Back in the 19th century, unmarried women of my age would be “spinsters”: women past their prime and unlikely to find a suitor willing to marry them and be their provider and head of the household. I remember fondly a moment when, at supper the night before I was married, my genuinely lovely step father-in-law announced a toast to my “last night as a spinster”. I was 26.

So I was old, but with the carnal knowledge that many of the young women in Bridgerton did not have as they entered into relationship with their new husbands. When looking for someone to write this piece, many were surprised that a Christian publication wanted to write something about sex. I was amused, mainly because sex is literally what got us all here, but also saddened if we as the Church refuse to engage in conversations around sex and relationships, then it leaves space for the world to define – and often distort – what it should look like.
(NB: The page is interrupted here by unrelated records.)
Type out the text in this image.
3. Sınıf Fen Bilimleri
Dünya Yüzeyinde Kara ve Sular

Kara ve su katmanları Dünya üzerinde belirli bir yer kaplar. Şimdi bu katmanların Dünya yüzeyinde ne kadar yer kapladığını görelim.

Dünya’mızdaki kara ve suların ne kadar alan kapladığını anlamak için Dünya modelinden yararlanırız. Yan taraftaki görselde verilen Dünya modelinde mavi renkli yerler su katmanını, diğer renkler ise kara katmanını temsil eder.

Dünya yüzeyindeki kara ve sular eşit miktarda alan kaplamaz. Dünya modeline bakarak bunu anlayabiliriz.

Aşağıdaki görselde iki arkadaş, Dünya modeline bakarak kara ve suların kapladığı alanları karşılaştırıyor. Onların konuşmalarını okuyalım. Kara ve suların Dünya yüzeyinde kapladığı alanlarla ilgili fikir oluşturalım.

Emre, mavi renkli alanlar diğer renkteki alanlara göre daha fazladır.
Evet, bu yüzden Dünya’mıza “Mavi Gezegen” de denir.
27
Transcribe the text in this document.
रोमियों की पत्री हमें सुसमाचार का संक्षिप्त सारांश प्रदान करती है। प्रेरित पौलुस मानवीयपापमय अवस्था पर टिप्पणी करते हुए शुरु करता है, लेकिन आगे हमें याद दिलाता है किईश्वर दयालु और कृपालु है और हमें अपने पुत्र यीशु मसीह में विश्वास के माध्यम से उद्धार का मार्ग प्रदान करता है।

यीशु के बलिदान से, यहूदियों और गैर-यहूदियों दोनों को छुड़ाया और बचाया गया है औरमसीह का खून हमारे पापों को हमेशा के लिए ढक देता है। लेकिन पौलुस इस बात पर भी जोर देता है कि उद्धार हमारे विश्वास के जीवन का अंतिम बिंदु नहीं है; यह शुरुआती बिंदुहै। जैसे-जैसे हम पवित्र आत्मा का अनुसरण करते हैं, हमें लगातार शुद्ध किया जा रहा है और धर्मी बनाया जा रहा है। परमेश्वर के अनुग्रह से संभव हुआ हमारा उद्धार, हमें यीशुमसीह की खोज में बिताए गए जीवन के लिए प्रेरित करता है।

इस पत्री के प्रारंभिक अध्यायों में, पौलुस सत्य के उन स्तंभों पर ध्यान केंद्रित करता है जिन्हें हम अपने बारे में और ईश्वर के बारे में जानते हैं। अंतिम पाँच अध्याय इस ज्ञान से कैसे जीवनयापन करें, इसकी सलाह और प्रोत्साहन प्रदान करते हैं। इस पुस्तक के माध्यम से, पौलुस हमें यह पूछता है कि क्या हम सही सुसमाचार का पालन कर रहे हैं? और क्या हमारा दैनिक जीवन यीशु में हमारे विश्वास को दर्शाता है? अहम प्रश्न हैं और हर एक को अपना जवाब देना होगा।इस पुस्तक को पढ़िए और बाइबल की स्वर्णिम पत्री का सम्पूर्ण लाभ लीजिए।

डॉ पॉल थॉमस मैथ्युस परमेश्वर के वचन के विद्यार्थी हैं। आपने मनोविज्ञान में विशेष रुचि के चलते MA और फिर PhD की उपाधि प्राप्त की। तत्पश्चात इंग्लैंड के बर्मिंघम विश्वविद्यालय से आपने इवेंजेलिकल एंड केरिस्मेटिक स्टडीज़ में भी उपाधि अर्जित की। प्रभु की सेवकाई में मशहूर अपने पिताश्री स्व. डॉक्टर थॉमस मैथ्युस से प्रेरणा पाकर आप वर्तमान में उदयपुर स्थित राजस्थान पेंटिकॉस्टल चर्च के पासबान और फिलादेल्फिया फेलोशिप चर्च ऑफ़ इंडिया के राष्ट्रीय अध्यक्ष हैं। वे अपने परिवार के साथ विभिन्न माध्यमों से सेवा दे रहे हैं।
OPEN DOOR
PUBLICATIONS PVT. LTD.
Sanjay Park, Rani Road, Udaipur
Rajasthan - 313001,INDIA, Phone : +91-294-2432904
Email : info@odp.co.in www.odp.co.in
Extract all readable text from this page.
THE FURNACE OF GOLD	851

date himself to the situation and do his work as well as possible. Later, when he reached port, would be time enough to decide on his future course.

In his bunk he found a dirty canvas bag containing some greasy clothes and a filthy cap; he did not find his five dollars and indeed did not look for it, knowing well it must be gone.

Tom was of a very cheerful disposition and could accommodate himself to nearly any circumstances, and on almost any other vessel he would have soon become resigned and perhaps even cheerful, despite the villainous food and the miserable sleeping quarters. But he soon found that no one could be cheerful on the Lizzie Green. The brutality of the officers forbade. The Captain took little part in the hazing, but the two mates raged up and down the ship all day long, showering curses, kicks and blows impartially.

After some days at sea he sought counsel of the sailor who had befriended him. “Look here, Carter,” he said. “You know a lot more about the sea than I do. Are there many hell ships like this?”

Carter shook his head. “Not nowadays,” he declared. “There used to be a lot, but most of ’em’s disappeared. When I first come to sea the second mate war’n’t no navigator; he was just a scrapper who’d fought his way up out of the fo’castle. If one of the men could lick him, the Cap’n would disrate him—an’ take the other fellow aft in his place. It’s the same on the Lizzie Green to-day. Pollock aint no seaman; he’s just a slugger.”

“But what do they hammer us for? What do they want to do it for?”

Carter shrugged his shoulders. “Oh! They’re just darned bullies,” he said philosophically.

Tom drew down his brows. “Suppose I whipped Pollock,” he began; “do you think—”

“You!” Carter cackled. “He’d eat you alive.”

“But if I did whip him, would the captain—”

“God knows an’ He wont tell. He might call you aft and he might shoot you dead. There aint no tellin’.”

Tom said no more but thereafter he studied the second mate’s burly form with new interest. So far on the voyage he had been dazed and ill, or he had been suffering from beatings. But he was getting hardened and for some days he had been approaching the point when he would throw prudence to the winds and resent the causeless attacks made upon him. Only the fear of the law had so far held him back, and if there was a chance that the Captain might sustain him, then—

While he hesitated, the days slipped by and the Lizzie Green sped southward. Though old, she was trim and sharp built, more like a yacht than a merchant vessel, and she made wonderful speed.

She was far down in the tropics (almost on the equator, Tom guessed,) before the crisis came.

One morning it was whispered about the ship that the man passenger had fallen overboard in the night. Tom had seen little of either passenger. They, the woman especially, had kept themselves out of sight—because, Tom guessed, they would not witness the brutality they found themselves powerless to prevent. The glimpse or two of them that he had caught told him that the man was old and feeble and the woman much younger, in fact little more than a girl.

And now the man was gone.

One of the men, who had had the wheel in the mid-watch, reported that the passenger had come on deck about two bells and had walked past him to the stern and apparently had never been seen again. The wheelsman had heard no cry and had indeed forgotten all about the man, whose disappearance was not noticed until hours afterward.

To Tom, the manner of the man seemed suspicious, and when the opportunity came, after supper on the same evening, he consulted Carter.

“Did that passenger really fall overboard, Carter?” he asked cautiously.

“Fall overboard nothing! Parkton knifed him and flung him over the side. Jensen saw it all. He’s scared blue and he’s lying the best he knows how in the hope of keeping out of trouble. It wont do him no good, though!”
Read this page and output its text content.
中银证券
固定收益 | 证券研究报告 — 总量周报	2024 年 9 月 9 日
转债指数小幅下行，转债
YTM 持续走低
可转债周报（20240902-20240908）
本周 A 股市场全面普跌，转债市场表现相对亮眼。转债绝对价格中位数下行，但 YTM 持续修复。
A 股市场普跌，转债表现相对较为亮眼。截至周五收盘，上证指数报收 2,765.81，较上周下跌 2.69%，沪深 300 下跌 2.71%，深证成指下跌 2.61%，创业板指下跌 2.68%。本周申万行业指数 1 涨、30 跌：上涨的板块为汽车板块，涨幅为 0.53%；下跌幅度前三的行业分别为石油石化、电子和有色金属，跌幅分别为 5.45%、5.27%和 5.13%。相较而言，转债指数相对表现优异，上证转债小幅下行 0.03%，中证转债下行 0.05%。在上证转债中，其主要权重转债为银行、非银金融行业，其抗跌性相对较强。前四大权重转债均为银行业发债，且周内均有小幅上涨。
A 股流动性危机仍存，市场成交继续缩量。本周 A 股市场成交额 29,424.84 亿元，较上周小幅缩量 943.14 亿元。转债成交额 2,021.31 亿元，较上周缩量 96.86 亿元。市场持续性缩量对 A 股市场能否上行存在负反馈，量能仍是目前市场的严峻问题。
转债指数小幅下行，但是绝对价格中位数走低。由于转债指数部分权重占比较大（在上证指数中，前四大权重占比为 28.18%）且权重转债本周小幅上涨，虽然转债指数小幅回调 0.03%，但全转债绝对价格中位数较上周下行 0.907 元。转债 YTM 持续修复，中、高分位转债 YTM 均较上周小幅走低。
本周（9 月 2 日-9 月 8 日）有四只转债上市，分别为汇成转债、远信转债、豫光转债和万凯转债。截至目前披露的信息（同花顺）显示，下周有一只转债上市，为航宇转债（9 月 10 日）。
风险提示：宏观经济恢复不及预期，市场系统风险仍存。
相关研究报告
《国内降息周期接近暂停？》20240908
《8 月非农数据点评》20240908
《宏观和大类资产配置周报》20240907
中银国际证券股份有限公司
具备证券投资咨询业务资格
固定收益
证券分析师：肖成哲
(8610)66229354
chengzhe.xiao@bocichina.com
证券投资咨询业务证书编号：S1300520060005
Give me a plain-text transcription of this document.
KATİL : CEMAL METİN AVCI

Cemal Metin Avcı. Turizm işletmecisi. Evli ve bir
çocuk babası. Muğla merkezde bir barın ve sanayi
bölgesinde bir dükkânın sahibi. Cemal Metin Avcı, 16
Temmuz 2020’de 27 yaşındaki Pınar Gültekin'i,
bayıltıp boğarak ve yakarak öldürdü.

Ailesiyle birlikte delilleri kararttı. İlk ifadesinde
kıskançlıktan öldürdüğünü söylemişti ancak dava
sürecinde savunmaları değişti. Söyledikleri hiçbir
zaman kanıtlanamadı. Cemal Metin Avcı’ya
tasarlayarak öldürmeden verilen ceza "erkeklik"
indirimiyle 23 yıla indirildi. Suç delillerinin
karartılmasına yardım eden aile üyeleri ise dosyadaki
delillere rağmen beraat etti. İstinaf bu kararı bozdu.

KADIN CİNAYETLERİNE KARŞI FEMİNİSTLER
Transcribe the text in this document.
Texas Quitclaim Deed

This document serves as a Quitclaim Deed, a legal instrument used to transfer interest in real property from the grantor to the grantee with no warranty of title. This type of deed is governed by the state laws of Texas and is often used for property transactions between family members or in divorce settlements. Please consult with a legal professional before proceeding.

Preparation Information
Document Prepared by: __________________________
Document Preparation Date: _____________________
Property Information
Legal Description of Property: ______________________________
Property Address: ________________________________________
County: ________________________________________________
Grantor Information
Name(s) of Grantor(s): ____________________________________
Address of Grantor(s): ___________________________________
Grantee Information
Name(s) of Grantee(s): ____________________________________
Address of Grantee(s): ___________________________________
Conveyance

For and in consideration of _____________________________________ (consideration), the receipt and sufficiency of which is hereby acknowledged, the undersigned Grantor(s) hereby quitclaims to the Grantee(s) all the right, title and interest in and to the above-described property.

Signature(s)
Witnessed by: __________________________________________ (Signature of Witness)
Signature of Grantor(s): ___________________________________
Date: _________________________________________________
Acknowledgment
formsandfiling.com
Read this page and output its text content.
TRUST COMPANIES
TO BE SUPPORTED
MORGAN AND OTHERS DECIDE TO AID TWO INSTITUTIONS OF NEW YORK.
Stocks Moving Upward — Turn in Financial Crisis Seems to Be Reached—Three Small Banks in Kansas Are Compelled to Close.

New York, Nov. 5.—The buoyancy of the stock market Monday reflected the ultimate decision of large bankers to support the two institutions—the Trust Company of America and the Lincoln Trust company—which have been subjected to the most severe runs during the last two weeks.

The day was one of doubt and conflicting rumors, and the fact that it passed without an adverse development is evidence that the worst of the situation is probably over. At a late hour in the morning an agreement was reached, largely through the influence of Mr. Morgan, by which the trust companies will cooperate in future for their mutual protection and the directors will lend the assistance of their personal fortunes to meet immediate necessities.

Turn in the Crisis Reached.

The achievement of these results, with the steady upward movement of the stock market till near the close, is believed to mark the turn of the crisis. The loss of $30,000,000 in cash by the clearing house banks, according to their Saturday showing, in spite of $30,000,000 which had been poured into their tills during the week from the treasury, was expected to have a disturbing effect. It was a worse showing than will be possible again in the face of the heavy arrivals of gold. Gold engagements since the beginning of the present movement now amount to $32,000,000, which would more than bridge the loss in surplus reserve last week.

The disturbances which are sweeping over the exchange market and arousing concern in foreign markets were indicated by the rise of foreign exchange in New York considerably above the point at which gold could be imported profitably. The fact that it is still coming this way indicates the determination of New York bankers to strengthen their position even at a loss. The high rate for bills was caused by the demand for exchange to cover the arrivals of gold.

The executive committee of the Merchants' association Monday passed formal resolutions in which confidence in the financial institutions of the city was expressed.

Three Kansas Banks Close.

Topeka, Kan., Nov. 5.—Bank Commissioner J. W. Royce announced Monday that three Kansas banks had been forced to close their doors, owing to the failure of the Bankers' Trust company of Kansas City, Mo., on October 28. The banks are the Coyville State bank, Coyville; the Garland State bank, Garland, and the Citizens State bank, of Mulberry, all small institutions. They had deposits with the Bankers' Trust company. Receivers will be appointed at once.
Silence around sex is something the young women, girls really, of the Bridgerton era knew only too well. When Daphne Bridgerton begs her mother to tell her what to expect when she is finally alone with her soon-to-be husband, Simon Bassett, the Duke of Hastings, her mother appears embarrassed and shys away from telling her the truth; feeding into the sense that sex is something shameful to be hidden away. When Daphne and her new husband – who, like many men of that time is all too familiar with conjugal pleasures – finally consummate their marriage, I was surprised. A beautiful sex scene sounds like an oxymoron but it was encouraging to see two people committed to both life and intimacy together, in the traditional way we see it ordained in the Bible.

A modern rhetoric largely passed around media for young people suggests that you have to “try before you buy” when it comes to relationships. I’ve often heard it said that you can’t wait until marriage before you sleep with someone because, “what if it’s awful??” I wasn’t a virgin when I got married and I can’t change the past but I do love that in Bridgerton, Hollywood gives us a really positive picture of intimacy with a woman who waited. There is much imperfection in the relationship between Daphne and Simon, as there is in all of us. But if you ask me, there is something beautiful in their committed acts of physical love in Bridgerton that we as Christians would do well to celebrate.